As someone who worked with many children with Down syndrome during my career with the school district, the sentiment that loving a child with Down is “a waste” is deeply offensive to me. Loving your child should come without condition, but judging by the rationale Terzo shares in her piece, many would-be parents disagree, sadly.

(via @sidoneill)

‘iOS First. Android Much, Much Later.’

Semil Shah, on mobile startups and devoting development time:

The most common trap here is the early iOS app which gets some buzz. All of a sudden, the founders hear “When are you building for Android?” The natural, enthusiastic response to sincere requests of the Android chorus is to go ahead and build for Android and seek more downloads, more growth, more revenue. I have a different view though. The proper response is: “No. Buy an iPhone.”

It’s long been my view that while Android may be winning in market share, iOS is kicking ass in terms of app design. Apps on iOS just seem to be better designed than their Android counterparts, both in aesthetic design and in experience. The depth is the killer here, I think: Apple’s APIs are better and creating for iOS is easier. Android fans crow about choice, but the device fragmentation is a real problem for third-party developers. A platform is only as good as its apps, after all.

(via Daring Fireball)

‘Why We’re Not Driving the Friendly Skies’

Stuart F. Brown, writing for the New York Times:

Trying to reconcile the conflicting requirements of the two types of vehicles invariably results in a boatload of compromises that, some say, make the flying car a nonstarter.

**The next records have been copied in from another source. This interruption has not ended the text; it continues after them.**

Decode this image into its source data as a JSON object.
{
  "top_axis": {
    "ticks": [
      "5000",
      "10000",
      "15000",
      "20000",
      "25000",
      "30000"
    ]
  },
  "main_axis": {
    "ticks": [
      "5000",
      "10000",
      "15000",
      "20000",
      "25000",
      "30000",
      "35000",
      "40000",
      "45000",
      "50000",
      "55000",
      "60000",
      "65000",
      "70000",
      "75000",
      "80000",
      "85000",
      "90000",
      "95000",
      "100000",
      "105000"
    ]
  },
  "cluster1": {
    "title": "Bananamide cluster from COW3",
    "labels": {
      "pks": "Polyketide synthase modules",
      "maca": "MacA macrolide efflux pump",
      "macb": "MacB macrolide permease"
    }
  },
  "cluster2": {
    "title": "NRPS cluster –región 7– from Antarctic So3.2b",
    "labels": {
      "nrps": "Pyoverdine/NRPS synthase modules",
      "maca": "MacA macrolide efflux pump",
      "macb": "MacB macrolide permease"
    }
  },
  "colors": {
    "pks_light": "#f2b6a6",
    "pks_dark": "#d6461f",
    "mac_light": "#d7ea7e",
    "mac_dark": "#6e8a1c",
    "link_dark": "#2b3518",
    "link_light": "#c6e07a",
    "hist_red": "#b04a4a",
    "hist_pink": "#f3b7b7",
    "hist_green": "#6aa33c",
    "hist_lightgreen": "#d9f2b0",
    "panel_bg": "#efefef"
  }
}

Yet the dream lives on.

[...]

Enthusiasts have a think or two coming if they assume that one need only buy a flying car and point the nose skyward to soar above the dreary highways. Nobody gets off the ground without training and a pilot’s license, and no government agency will sign off on citizens’ routinely taking off and landing on public roads. That’s what airports are for.

Next year is 2015, the year Michael J. Fox traveled to in Back to the Future Part II. Seems that not much from that vision of the now not-too-distant future is a reality — the exceptions being video calls and a MLB team in Miami. Flying cars certainly aren’t around, but then neither is a Cubs World Series berth/win.